On the other hand you have participation in electoral politics, which requires registration and attaches a vote to a name. The interest in preventing electoral fraud, particularly when all a person did was sign a petition, requires some level of verification that the person is who they say they are and that they have the right to participate in electoral politics in that jurisdiction. Though this interest doesn’t lead to the conclusion that the petitioners names must be released, it suggests that absent real evidence of potential or actual harm, valid participation in the petition process should be verifiable by any concerned citizen. It would be interesting to see how many groups challenging the ruling in Doe v Reed and the disclosure of the Prop 8 supporters have also used public records laws to find mistakes in the voter rolls and challenge progressive groups’ voter registration drives.
There is still an open question, though, of whether corporations and labor unions, representing their shareholders and members respectively, should have the same right to speak anonymously as a private citizen. Citizens United came with a caveat from Justice Kennedy on the importance of disclosure, but that would be contrary to the way we treat individual citizens who speak to influence politics. Is there a justification in this line of case law that would deny anonymity to large organizations while granting it to individuals? On top of that, are we sure we want anonymity for individuals when the concern for the lonely pamphleteer certainly does not apply to the Koch brothers and other super wealthy individuals? Where should the line be drawn?
A couple preliminary points, just off the top of my head.

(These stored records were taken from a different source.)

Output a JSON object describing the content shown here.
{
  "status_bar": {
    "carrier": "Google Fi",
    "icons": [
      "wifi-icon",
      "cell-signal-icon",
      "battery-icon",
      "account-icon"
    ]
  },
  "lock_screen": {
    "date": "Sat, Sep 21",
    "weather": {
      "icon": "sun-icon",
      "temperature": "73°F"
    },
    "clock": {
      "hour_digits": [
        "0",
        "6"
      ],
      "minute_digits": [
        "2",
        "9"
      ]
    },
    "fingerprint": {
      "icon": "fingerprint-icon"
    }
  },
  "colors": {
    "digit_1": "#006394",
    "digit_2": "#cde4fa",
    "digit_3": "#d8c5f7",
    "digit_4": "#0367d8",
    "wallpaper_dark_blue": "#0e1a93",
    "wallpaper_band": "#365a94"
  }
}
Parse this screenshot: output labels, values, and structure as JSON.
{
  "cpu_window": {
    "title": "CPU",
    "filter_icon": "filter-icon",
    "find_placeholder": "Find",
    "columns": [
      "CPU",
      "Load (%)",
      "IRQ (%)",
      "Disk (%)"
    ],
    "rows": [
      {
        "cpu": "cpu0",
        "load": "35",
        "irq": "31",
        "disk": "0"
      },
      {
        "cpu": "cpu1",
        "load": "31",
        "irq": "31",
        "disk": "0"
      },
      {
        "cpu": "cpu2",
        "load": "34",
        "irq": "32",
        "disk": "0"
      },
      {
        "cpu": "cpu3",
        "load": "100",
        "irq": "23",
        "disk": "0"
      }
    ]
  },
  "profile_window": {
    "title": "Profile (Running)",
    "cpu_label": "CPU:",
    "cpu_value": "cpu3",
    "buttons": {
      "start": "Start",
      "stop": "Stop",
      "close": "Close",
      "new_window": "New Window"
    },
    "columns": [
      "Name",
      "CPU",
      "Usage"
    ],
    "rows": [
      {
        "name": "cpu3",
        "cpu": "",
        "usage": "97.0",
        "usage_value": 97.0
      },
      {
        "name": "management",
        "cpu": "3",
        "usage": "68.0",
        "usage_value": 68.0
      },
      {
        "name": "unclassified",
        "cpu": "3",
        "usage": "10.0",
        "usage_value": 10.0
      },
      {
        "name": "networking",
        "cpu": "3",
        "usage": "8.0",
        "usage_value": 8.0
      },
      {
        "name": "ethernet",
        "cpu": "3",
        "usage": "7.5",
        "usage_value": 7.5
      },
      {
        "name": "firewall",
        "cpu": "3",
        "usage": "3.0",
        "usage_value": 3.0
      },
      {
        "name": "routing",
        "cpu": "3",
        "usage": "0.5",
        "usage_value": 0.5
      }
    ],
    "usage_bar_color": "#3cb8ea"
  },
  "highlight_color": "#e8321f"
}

One can draw a distinction between the pamphleteer and the signatory to a petition. While the former is only exercising First Amendment speech rights, the latter is exercising First Amendment speech rights and occupying a quasi-legislative function–casting a vote for a referendum. Intuitively that line seems fairly strong. While calling your representative to ask that she propose legislation may not have any discrete impact on the legislative process, signing your name in support of a ballot initiative does. Signing your name, in short, feels like voting. Drawing that line, however, begs another question. Why is “voting” to get an initiative on the ballot, different than voting by secret ballot in an election. That presents difficult questions, ones often answered by distinguishing the referendum process from other electoral processes.
As to the point about corporations and people: Whenever any entity–natural or artificial contributes to a political campaign or artificial–contributes to a campaign or airs an ad, their information is disclosed. In that respect the requirements are the same. Whenever either entity gives to a 401(c)(4), they remain anonymous, though the 501(c)(4) may make contributions or run ads. Are you referencing a different type of speech?
On anonymous speech broadly, many point to the Federalist Papers and also to a case called McIntrye. That said, I haven’t seen overwhelming evidence supporting a right to anonymous speech. That I haven’t seen it by absolutely no means suggests it doesn’t exist. But the McIntyre Court recognized that where government has a compelling interest that satisfies strict scrutiny, it can compel disclosure over anonymous speech objections. The Court has consistently upheld disclosure regimes under that logic, and the Doe language further entrenches that.